La légende, avait dit le chancelier, vient toujours orner, comme d'une couronne, les grands événements, et cela est souvent très bon. Il y a des légendes qu'on ne devrait pas détruire. Le roi était à Ems, j'étais à Varzin, lorsqu'à Paris éclata le bruit relatif à la candidature du prince Léopold de Hohenzollern au trône d'Espagne. Les Français agirent complètement comme des hommes affolés : je parle avant tout du gouvernement, avec Émile Ollivier en tête. Ollivier n'était, en aucune façon, à la hauteur de la situation, et il ne se doutait pas du mal qu'il faisait au Corps législatif avec ses bravades imprudentes. La situation était alors extrêmement favorable pour nous. Nous étions réellement provoqués, et, comme, depuis longtemps, nous étions convaincus qu'il fallait vider notre querelle avec la France, le moment actuel nous paraissait tout désigné pour faire blanc de notre épée. Je quittai donc Varzin pour m'entretenir, à Berlin, avec Moltke et Roon de toutes les questions importantes. En route, je reçus la communication télégraphique suivante : Le prince Charles-Antoine de Hohenzollern a retiré, pour l'amour de la paix, la candidature de son fils Léopold. Tout est en ordre.

J'étais tout surpris de cette solution inattendue, car je me posais cette question : Se présentera-t-il jamais une occasion aussi favorable ?

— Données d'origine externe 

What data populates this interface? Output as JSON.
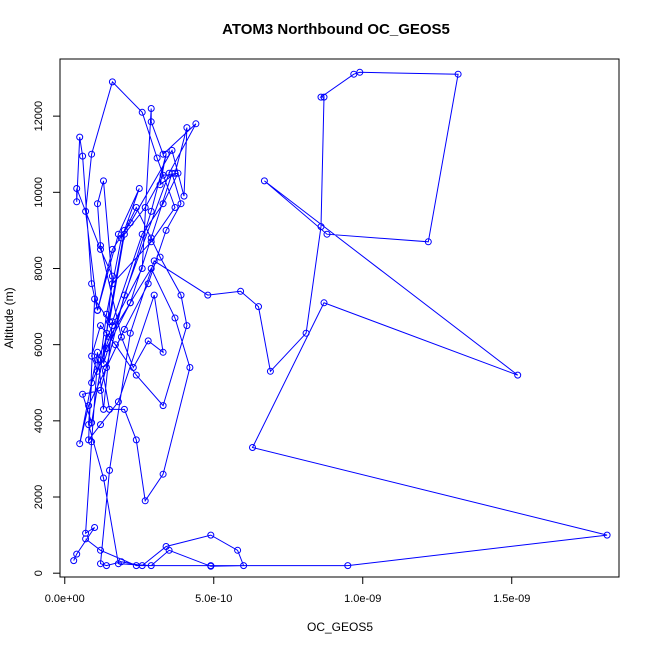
{
  "chart_data": {
    "type": "line",
    "title": "ATOM3 Northbound OC_GEOS5",
    "xlabel": "OC_GEOS5",
    "ylabel": "Altitude (m)",
    "xlim": [
      -1.6e-11,
      1.86e-09
    ],
    "ylim": [
      -100,
      13500
    ],
    "x_ticks": [
      0,
      5e-10,
      1e-09,
      1.5e-09
    ],
    "x_tick_labels": [
      "0.0e+00",
      "5.0e-10",
      "1.0e-09",
      "1.5e-09"
    ],
    "y_ticks": [
      0,
      2000,
      4000,
      6000,
      8000,
      10000,
      12000
    ],
    "y_tick_labels": [
      "0",
      "2000",
      "4000",
      "6000",
      "8000",
      "10000",
      "12000"
    ],
    "grid": false,
    "legend": "none",
    "series": [
      {
        "color": "#0000ff",
        "marker": "open-circle",
        "x": [
          3e-11,
          4e-11,
          1e-10,
          7e-11,
          9e-11,
          1.1e-10,
          1.6e-10,
          2.6e-10,
          2.9e-10,
          2.9e-10,
          3.3e-10,
          4.4e-10,
          3.5e-10,
          2e-10,
          1.2e-10,
          6e-11,
          9e-11,
          1.4e-10,
          2e-10,
          2.5e-10,
          1.8e-10,
          1.1e-10,
          9e-11,
          6e-11,
          5e-11,
          4e-11,
          4e-11,
          1.2e-10,
          1.6e-10,
          1.3e-10,
          2.9e-10,
          3.4e-10,
          3.2e-10,
          3.7e-10,
          4.1e-10,
          4e-10,
          3.6e-10,
          2.2e-10,
          1.6e-10,
          1.1e-10,
          7e-11,
          9e-11,
          1.6e-10,
          2.6e-10,
          3.1e-10,
          3.7e-10,
          2.9e-10,
          1.6e-10,
          1.3e-10,
          1.1e-10,
          1.2e-10,
          1.9e-10,
          2.3e-10,
          2.8e-10,
          3.3e-10,
          3e-10,
          1.8e-10,
          1.2e-10,
          8e-11,
          1e-10,
          1.5e-10,
          2e-10,
          2.7e-10,
          3.3e-10,
          3.8e-10,
          3.3e-10,
          2.6e-10,
          1.6e-10,
          1.3e-10,
          1.1e-10,
          5e-11,
          8e-11,
          1.4e-10,
          2e-10,
          2.8e-10,
          3.4e-10,
          3.9e-10,
          3.6e-10,
          2.9e-10,
          2.2e-10,
          1.5e-10,
          1.1e-10,
          9e-11,
          1.2e-10,
          1.7e-10,
          2.4e-10,
          3.3e-10,
          4.1e-10,
          3.9e-10,
          3.2e-10,
          2.4e-10,
          1.9e-10,
          1.4e-10,
          1.2e-10,
          1.5e-10,
          2e-10,
          2.4e-10,
          2.7e-10,
          3.3e-10,
          4.2e-10,
          3.7e-10,
          2.9e-10,
          2.2e-10,
          1.4e-10,
          9e-11,
          8e-11,
          1.3e-10,
          1.8e-10,
          2.9e-10,
          3.5e-10,
          4.9e-10,
          6e-10,
          5.8e-10,
          4.9e-10,
          3.4e-10,
          2.6e-10,
          1.9e-10,
          1.4e-10,
          1.2e-10,
          1.5e-10,
          2.2e-10,
          3e-10,
          4.8e-10,
          5.9e-10,
          6.5e-10,
          6.9e-10,
          8.1e-10,
          8.6e-10,
          8.7e-10,
          8.6e-10,
          9.7e-10,
          9.9e-10,
          1.32e-09,
          1.22e-09,
          8.8e-10,
          6.7e-10,
          1.52e-09,
          8.7e-10,
          6.3e-10,
          1.82e-09,
          9.5e-10,
          4.9e-10,
          2.4e-10,
          1.2e-10,
          7e-11
        ],
        "y": [
          330,
          500,
          1200,
          1050,
          3450,
          5600,
          6500,
          8000,
          12200,
          11850,
          11000,
          11800,
          10500,
          7300,
          4800,
          4700,
          3950,
          6300,
          9000,
          10100,
          8900,
          6900,
          7600,
          10950,
          11450,
          9750,
          10100,
          8500,
          7800,
          5500,
          9500,
          11000,
          10200,
          10500,
          11700,
          9900,
          11100,
          9200,
          8500,
          6900,
          9500,
          11000,
          12900,
          12100,
          10900,
          9600,
          8700,
          7600,
          10300,
          9700,
          8600,
          6200,
          5400,
          6100,
          5800,
          7300,
          4500,
          3900,
          3500,
          7200,
          6600,
          8900,
          9600,
          10450,
          10500,
          9700,
          8900,
          6600,
          4300,
          5800,
          3400,
          4400,
          5400,
          6400,
          7600,
          9000,
          9700,
          10500,
          8800,
          7100,
          6200,
          5300,
          5700,
          6500,
          6000,
          5200,
          4400,
          6500,
          7300,
          8300,
          9600,
          8800,
          6800,
          5600,
          4300,
          4300,
          3500,
          1900,
          2600,
          5400,
          6700,
          8000,
          7100,
          5900,
          5000,
          3900,
          2500,
          250,
          200,
          600,
          180,
          200,
          600,
          1000,
          700,
          200,
          300,
          200,
          250,
          2700,
          6300,
          8200,
          7300,
          7400,
          7000,
          5300,
          6300,
          9100,
          12500,
          12500,
          13100,
          13150,
          13100,
          8700,
          8900,
          10300,
          5200,
          7100,
          3300,
          1000,
          200,
          200,
          200,
          600,
          900
        ]
      }
    ]
  }
}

Arrivé à Berlin, j'appelai Rolandt, un des huissiers de la chancellerie, et je lui dis : Envoyez chez moi un télégramme disant que je reviendrai dans trois jours. En même temps, dans une dépêche adressée à Sa Majesté à Ems, je donnais ma décision de président du ministère et de chancelier de la Confédération. En réponse, je reçus un télégramme par lequel le roi m'appelait à Ems. Je m'étais fait depuis longtemps des idées claires sur la situation et je me disais : Si je vais à Ems, tout s'en ira à vau-l'eau. Dans le cas le plus favorable, nous arriverons à faire un compromis pourri, et alors la seule solution possible, la seule solution honorable, la seule grande solution nous échappera. Il faut que je fasse tout ce qui est en mon pouvoir pour faire arriver Sa Majesté à Berlin. Là, le roi sentira mieux qu'il ne pourrait le faire à Ems le pouls de la nation. J'exposai donc de la façon la plus respectueuse les motifs pour lesquels je ne pouvais me rendre à Ems. Ma présence à Berlin était en ce moment absolument indispensable. Heureusement, les Français, myopes et arrogants, firent à ce moment-là tout ce qu'ils purent pour embourber à nouveau le char. Ils firent inviter le roi à signer une lettre qui équivalait à une profonde humiliation. Le roi me demanda mon avis par voie télégraphique. Je lui répondis en bonne conscience : Il est impossible de signer.

Par ces premières lignes, on voit déjà que l'intention du chancelier était de ramener le roi à Berlin, afin de le tenir plus sûrement en son pouvoir. On voit aussi que le roi avait demandé à son premier ministre son opinion sur la proposition du duc de Gramont et de M. Émile Ollivier relative aux garanties pour l'avenir et que toute concession à cet égard avait été déconseillée. Sur ce point Guillaume et Bismarck étaient d'accord. J'avais, continue le chancelier, invité Moltke et Roon à diner chez moi le soir du 13 juillet et nous parlâmes de toutes les éventualités. Nous partagions tous l'espoir que le procédé insensé, que l'invitation inouïe qui était adressée à notre roi écarterait le danger d'une issue faiblotte et sans gloire. Nous étions encore à table lorsqu'arriva une dépêche d'Ems. Elle commençait ainsi :

La nouvelle de la renonciation du prince héritier de Hohenzollern ayant été communiquée officiellement par le gouvernement espagnol au gouvernement français, l'ambassadeur français à Ems a encore adressé à Sa Majesté une demande tendant à être autorisé à télégraphier à Paris que Sa Majesté le Roi prenait à tout jamais l'engagement de refuser son assentiment clans le cas où les Hohenzollern reprendraient leur candidature. Suivait un long exposé. Le sens de cet exposé était que le roi s'en était rapporté à ce qu'il avait dit au comte Benedetti, que celui-ci avait reçu avec gratitude cette réponse et qu'il la communiquerait à son gouvernement[6]. Là-dessus Benedetti demanda à être reçu encore une fois par le roi, ne fût-ce que pour recevoir encore une fois de la bouche de Sa Majesté la confirmation de ce qui avait été dit à la promenade.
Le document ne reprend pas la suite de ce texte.